Scalable and Interpretable Contextual Bandits: A Literature Review and Retail Offer Prototype
Nikola Tankovic, Robert Sajina
TL;DR
Contextual Multi-Armed Bandits (CMABs) enable context-aware sequential decision-making but face trade-offs between scalability and interpretability in dynamic retail settings. The paper presents a scalable, interpretable offer-selection prototype that operates on category-level contexts using Member Purchase Gap (MPG), Matrix Factorization (MF) signals, and logistic regression learned via SGD, with Beta-based exploration and explicit weight trajectories exposed to large language models (LLMs) for explanations. It surveys key CMAB families (UCB, Epsilon-Greedy, Posterior Sampling) and GLMs, situating the prototype among established paradigms like LinUCB and Thompson Sampling, and demonstrates a practical reference implementation that emphasizes interpretability without resorting to full neural-bandit complexity. The work contributes a controllable baseline for understanding bandit behavior at scale, offers a path to transparent, data-efficient personalized offer optimization, and outlines concrete steps toward production-ready deployment with richer representations and non-stationarity handling.
Abstract
This paper presents a concise review of Contextual Multi-Armed Bandit (CMAB) methods and introduces an experimental framework for scalable, interpretable offer selection, addressing the challenge of fast-changing offers. The approach models context at the product category level, allowing offers to span multiple categories and enabling knowledge transfer across similar offers.
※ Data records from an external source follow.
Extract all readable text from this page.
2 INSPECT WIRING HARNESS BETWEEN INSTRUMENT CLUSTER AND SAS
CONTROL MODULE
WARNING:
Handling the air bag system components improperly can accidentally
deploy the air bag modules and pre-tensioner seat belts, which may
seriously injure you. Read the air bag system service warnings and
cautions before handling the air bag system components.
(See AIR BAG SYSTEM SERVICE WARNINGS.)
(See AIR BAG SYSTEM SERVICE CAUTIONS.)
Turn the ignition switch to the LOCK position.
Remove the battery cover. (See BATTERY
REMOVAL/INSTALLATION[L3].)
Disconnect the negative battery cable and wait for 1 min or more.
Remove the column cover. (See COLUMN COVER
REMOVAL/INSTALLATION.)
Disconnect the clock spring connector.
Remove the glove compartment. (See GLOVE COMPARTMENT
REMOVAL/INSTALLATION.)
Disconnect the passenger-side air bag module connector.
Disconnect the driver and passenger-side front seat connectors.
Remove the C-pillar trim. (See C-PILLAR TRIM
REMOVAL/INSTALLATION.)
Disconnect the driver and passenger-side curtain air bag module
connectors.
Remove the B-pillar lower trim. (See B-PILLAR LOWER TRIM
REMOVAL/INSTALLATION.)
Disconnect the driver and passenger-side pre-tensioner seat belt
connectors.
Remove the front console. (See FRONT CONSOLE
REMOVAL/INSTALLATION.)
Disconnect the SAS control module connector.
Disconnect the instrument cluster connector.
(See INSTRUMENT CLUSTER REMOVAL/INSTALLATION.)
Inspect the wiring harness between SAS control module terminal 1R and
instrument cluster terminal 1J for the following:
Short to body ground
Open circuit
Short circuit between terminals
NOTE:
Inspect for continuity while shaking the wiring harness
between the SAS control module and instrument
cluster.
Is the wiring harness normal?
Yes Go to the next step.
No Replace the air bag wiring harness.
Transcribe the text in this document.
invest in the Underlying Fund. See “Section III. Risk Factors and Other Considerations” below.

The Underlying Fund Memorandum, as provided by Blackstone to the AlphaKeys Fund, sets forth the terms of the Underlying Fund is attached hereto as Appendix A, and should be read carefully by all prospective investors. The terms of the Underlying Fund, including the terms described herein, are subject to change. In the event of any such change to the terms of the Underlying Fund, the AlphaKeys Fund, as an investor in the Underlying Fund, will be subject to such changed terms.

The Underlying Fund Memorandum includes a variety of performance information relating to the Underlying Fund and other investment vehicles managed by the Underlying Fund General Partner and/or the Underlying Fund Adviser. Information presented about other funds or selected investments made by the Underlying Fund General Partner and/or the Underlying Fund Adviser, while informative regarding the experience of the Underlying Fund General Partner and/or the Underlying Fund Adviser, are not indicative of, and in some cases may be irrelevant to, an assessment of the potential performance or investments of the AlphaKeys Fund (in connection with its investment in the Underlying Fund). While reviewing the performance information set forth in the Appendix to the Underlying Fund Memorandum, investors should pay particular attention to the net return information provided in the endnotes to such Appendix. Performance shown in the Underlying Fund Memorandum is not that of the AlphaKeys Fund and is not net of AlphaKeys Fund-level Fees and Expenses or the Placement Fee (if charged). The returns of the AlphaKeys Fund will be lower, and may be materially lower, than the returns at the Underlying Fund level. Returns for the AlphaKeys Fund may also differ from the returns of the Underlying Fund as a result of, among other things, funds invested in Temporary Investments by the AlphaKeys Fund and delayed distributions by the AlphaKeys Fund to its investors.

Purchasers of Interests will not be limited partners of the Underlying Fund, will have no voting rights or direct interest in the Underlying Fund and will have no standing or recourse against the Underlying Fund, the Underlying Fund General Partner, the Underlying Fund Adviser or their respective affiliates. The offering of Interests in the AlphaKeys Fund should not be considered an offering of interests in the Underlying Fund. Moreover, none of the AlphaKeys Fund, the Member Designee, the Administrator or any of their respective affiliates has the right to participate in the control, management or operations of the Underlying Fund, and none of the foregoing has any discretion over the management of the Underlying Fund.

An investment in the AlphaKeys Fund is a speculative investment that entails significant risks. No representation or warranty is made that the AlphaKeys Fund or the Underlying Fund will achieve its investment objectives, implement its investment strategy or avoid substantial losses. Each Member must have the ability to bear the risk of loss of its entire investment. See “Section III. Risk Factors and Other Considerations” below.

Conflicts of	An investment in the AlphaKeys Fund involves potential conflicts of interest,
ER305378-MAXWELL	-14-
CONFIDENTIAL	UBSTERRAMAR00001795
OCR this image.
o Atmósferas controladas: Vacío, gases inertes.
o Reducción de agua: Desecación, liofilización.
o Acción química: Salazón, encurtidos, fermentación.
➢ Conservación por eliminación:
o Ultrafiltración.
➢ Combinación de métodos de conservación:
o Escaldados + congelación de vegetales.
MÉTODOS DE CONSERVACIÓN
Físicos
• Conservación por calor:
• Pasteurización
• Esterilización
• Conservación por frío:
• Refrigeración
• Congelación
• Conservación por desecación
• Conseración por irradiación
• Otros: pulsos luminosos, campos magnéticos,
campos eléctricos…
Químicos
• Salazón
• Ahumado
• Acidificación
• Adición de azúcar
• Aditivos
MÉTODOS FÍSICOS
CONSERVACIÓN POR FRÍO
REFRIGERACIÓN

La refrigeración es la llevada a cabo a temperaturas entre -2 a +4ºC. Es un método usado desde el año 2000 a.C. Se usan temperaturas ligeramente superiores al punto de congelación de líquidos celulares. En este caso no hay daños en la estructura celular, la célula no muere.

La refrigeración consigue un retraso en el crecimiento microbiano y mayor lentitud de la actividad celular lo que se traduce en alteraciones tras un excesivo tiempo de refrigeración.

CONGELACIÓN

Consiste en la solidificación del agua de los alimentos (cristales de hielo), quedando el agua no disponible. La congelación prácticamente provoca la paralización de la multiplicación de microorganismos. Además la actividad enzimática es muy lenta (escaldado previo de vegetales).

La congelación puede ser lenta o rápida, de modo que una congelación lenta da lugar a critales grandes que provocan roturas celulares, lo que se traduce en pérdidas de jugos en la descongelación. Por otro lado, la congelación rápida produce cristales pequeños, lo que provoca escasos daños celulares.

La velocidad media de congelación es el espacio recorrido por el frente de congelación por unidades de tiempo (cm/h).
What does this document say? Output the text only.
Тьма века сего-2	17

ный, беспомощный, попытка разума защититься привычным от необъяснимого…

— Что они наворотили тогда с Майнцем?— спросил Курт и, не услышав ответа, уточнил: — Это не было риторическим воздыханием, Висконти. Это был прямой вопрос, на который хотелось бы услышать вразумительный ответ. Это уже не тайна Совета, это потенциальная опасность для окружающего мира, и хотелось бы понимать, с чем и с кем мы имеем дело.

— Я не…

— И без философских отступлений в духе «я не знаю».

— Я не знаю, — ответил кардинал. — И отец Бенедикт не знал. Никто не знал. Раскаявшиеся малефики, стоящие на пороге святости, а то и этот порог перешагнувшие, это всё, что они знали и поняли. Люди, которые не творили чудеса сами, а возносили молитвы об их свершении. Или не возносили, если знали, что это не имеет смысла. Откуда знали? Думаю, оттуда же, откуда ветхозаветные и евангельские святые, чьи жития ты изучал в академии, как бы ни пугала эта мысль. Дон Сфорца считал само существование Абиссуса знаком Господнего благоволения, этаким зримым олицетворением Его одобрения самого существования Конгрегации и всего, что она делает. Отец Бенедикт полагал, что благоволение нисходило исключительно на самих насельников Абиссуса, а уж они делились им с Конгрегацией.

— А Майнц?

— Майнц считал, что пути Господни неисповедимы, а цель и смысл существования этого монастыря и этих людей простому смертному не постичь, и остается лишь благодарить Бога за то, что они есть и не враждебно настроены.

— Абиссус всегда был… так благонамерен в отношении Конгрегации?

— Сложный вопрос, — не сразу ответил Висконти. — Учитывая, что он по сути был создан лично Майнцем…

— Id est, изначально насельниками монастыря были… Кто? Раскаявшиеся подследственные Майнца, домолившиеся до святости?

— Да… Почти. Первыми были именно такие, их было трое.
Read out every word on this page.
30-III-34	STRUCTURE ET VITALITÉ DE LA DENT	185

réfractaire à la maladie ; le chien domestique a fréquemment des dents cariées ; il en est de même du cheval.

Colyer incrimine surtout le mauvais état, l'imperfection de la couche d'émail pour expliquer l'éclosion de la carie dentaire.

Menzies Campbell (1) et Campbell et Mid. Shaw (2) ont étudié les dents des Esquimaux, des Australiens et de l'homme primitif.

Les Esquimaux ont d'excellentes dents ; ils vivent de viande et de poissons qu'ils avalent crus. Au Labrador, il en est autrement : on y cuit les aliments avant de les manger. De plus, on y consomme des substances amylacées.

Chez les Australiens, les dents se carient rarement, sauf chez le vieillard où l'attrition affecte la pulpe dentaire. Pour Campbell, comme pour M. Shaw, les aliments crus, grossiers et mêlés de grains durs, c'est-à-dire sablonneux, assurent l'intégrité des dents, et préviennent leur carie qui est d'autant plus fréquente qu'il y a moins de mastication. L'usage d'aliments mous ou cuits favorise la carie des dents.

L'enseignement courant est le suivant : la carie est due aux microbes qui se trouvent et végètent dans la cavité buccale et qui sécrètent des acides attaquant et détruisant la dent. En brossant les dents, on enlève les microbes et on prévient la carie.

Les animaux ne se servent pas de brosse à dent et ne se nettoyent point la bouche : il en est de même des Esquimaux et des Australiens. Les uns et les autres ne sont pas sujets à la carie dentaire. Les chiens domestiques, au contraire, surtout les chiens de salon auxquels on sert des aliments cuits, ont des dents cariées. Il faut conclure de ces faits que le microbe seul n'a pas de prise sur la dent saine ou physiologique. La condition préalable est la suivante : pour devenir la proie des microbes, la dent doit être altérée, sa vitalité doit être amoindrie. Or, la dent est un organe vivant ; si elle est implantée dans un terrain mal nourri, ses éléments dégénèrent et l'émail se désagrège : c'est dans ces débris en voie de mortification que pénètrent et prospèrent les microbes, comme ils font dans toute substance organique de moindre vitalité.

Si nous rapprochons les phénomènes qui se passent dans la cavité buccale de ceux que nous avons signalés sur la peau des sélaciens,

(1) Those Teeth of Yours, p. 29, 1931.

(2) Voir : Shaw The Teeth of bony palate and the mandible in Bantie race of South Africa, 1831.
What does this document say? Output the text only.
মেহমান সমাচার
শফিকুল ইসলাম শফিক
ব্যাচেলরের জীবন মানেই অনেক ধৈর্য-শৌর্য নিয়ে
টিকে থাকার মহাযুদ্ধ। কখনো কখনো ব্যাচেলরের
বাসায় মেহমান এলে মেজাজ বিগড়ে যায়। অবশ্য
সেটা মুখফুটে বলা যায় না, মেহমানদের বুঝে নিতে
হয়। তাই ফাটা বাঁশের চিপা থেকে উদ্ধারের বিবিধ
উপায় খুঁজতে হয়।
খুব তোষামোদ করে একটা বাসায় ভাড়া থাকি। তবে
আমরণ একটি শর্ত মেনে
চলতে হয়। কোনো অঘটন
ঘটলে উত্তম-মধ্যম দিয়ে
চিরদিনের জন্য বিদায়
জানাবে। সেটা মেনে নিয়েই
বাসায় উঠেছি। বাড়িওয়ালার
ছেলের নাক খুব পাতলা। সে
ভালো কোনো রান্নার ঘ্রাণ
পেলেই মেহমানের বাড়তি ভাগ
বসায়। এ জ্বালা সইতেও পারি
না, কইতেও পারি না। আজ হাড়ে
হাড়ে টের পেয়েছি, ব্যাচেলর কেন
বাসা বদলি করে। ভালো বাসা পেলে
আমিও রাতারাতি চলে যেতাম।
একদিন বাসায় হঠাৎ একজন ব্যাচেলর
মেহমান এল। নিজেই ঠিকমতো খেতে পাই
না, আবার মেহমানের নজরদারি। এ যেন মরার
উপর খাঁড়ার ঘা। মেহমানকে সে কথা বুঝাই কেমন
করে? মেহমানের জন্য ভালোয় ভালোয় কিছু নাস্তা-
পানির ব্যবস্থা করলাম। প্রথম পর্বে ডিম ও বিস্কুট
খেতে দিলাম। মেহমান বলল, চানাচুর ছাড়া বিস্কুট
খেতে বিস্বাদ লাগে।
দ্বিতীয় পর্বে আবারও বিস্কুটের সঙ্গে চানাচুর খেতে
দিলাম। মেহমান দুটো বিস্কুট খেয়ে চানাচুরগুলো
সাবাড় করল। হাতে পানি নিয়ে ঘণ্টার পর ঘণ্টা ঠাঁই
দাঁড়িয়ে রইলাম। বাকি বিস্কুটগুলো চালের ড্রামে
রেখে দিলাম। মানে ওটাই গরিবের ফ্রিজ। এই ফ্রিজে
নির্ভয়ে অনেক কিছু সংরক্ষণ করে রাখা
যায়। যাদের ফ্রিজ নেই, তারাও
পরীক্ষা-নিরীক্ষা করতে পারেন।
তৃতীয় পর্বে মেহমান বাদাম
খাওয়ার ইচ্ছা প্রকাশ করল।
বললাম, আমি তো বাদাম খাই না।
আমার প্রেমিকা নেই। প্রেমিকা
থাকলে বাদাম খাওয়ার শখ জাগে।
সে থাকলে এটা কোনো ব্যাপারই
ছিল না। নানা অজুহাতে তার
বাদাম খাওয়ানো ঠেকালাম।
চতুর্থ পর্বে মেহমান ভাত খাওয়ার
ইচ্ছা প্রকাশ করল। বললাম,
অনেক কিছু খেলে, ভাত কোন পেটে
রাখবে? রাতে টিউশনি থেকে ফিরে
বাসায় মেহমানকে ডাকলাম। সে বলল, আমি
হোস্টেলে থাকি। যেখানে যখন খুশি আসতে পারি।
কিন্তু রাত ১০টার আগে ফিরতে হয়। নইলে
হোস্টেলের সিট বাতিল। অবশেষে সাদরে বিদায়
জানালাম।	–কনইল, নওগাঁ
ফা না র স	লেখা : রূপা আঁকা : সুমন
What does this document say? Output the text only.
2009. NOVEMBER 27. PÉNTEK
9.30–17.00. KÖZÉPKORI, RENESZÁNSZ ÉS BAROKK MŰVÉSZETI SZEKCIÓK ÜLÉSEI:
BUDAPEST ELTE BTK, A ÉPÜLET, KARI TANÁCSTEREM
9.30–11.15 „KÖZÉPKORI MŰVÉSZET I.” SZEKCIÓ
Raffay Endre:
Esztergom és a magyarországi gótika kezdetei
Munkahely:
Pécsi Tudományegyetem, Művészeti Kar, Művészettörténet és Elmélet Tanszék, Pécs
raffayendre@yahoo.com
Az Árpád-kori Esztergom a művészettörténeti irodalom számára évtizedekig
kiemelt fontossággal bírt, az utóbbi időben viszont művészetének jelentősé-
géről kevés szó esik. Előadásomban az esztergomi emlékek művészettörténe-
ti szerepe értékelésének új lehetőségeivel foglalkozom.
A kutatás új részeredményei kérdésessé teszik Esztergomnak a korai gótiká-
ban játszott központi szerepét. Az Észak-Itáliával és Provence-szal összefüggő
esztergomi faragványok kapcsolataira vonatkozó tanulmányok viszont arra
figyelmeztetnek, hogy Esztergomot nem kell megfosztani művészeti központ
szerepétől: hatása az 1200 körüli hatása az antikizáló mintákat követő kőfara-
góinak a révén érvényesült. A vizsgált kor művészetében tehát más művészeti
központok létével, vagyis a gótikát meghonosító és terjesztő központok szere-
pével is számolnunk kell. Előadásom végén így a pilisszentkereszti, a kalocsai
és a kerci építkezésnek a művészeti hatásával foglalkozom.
This improves learning efficiency and generalization in dynamic environments. The framework extends standard CMAB methodology to support multi-category contexts, and achieves scalability through efficient feature engineering and modular design. Advanced features such as MPG (Member Purchase Gap) and MF (Matrix Factorization) capture nuanced user-offer interactions, with implementation in Python for practical deployment. A key contribution is interpretability at scale: logistic regression models yield transparent weight vectors, accessible via a large language model (LLM) interface for real-time, user-level tracking and explanation of evolving preferences. This enables the generation of detailed member profiles and identification of behavioral patterns, supporting personalized offer optimization and enhancing trust in automated decisions. By situating our prototype alongside established paradigms like Generalized Linear Models and Thompson Sampling, we demonstrate its value for both research and real-world CMAB applications.